Nancy Trejos has weaknesses. Fine wine. Bulgari shampoo. World travel. As a personal finance writer for WaPo, all these weaknesses didn’t always add up and left her with a double life – her day job writing about people in debt and living a lifestyle well beyond her means. “I had been in denial about my financial problems, but I couldn’t do that anymore because the recession was hitting and I was on the phone with people who were hitting bankruptcy and couldn’t pay their car loans,” she said. “I just think people would rather talk about sex than money.” So she wrote a book. Her first. It’s called Hot (Broke) Messes: How to Have Your Latte and Drink it Too. I recently spoke with Trejos about what it felt like to write such a personally exposing book. Here’s what she had to say.
1. How did you come up with the title? A friend of mine helped me come up with it. She’s a writer and she and I are around the same age. We were running around D.C. together and we were dealing with our issues. One night she turned to me and said, ‘Oh we’re just hot messes.’ Hot Messes was the title I proposed. Then it became a collaboration and they wanted to change the title and add a subtitle. Finance can be such a scary thing. I didn’t want this to be a scary personal finance book. There’s a lot of prescriptive advice, but I tell it through my story, which at times is sad, but at other times, funny. I wanted this to be a fun title with a fun cover.
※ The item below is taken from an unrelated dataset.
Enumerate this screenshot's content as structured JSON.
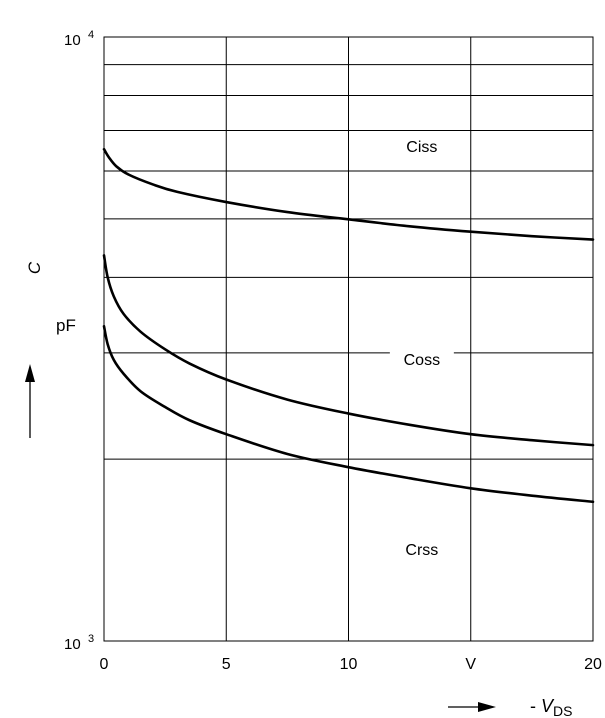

2. In your book you go into almost excruciating detail about your spending. How is your spending these days and how’s the debt situation? I’m a lot better now. I used to be such an impulsive spender and an emotional spender. I’d go through a breakup and go out and buy new outfits because I’d want to look better and feel better. I’d take an impulsive trip whenever something bad was happening because I just wanted to go away. I think and I have a budget. I have been able to pay off my credit cards. I still have my car loan, my student loans. I’m so much better than I was. When you’re fixing your finances it takes a long time. I’m still a work in progress. I still have to be very careful with how I spend my money. I still have to reign in that impulsive attitude. Now I think before I spend.